Zero-Temperature Coarsening in the 2d Potts Model

TL;DR

This paper investigates the zero-temperature coarsening dynamics of the 2d kinetic q-state Potts model, revealing complex static states, trapping phenomena, and unusual energy evolution, challenging traditional phase-ordering theories.

Contribution

It introduces a continuum Ginzburg-Landau description for the Potts model's coarsening process, capturing complex patterns and static states not explained by existing theories.

Findings

Presence of multiple static states including ground, stripe, and blinker states.

Unusual energy drops and macroscopic reordering during evolution.

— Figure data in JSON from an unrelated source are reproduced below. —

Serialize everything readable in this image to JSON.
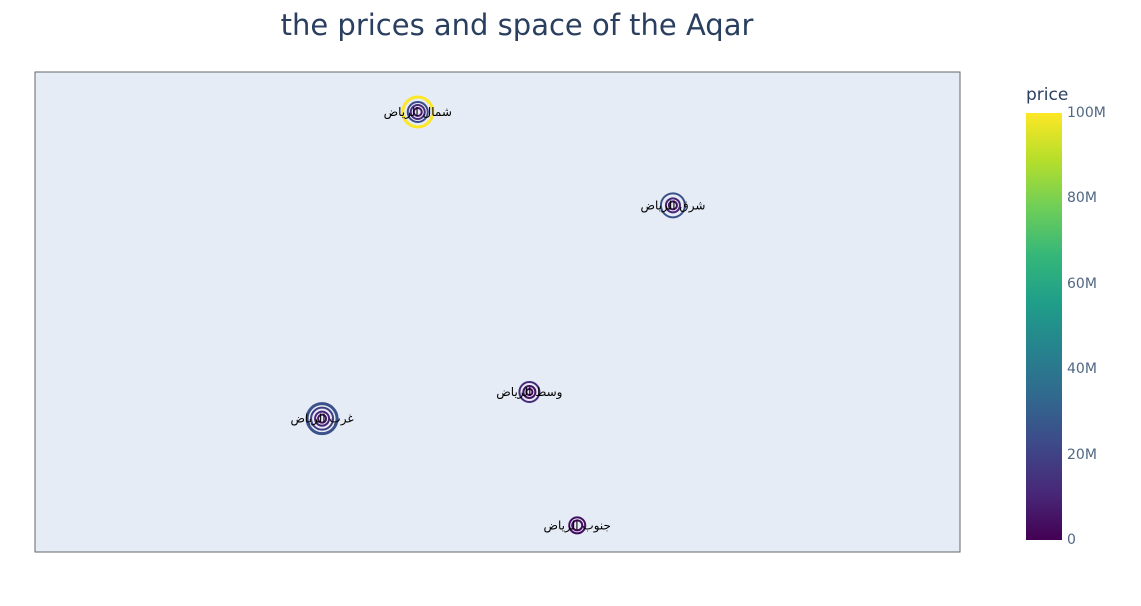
{
  "chart_data": {
    "type": "scatter",
    "title": "the prices and space of the Aqar",
    "xlabel": "",
    "ylabel": "",
    "grid": false,
    "colorbar": {
      "title": "price",
      "range": [
        0,
        100000000
      ],
      "ticks": [
        "0",
        "20M",
        "40M",
        "60M",
        "80M",
        "100M"
      ],
      "tick_values": [
        0,
        20000000,
        40000000,
        60000000,
        80000000,
        100000000
      ],
      "colorscale": [
        "#440154",
        "#482878",
        "#3e4989",
        "#31688e",
        "#26828e",
        "#1f9e89",
        "#35b779",
        "#6ece58",
        "#b5de2b",
        "#fde725"
      ]
    },
    "points": [
      {
        "label": "شمال الرياض",
        "lon": 46.64,
        "lat": 24.83,
        "rings": [
          {
            "price": 100000000,
            "size": 15
          },
          {
            "price": 22000000,
            "size": 10
          },
          {
            "price": 12000000,
            "size": 7
          },
          {
            "price": 6000000,
            "size": 4
          }
        ]
      },
      {
        "label": "شرق الرياض",
        "lon": 46.8,
        "lat": 24.76,
        "rings": [
          {
            "price": 25000000,
            "size": 12
          },
          {
            "price": 10000000,
            "size": 7
          },
          {
            "price": 5000000,
            "size": 4
          }
        ]
      },
      {
        "label": "وسط الرياض",
        "lon": 46.71,
        "lat": 24.62,
        "rings": [
          {
            "price": 12000000,
            "size": 10
          },
          {
            "price": 5000000,
            "size": 6
          },
          {
            "price": 2000000,
            "size": 3
          }
        ]
      },
      {
        "label": "غرب الرياض",
        "lon": 46.58,
        "lat": 24.6,
        "rings": [
          {
            "price": 25000000,
            "size": 15
          },
          {
            "price": 18000000,
            "size": 11
          },
          {
            "price": 10000000,
            "size": 7
          },
          {
            "price": 4000000,
            "size": 4
          }
        ]
      },
      {
        "label": "جنوب الرياض",
        "lon": 46.74,
        "lat": 24.52,
        "rings": [
          {
            "price": 4000000,
            "size": 8
          },
          {
            "price": 2000000,
            "size": 5
          }
        ]
      }
    ],
    "lon_range": [
      46.4,
      46.98
    ],
    "lat_range": [
      24.5,
      24.86
    ]
  }
}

Continuum equations successfully reproduce complex cluster patterns.

Abstract

We study the fate of the 2d kinetic q-state Potts model after a sudden quench to zero temperature. Both ground states and complicated static states are reached with non-zero probabilities. These outcomes resemble those found in the quench of the 2d Ising model; however, the variety of static states in the q-state Potts model (with q>=3) is much richer than in the Ising model, where static states are either ground or stripe states. Another possibility is that the system gets trapped on a set of equal-energy blinker states where a subset of spins can flip ad infinitum; these states are similar to those found in the quench of the 3d Ising model. The evolution towards the final energy is also unusual---at long times, sudden and massive energy drops may occur that are accompanied by macroscopic reordering of the domain structure. This indeterminacy in the zero-temperature quench of the kinetic Potts model is at odds with basic predictions from the theory of phase-ordering kinetics. We also propose a continuum description of coarsening with more than two equivalent ground states. The resulting time-dependent Ginzburg-Landau equations reproduce the complex cluster patterns that arise in the quench of the kinetic Potts model.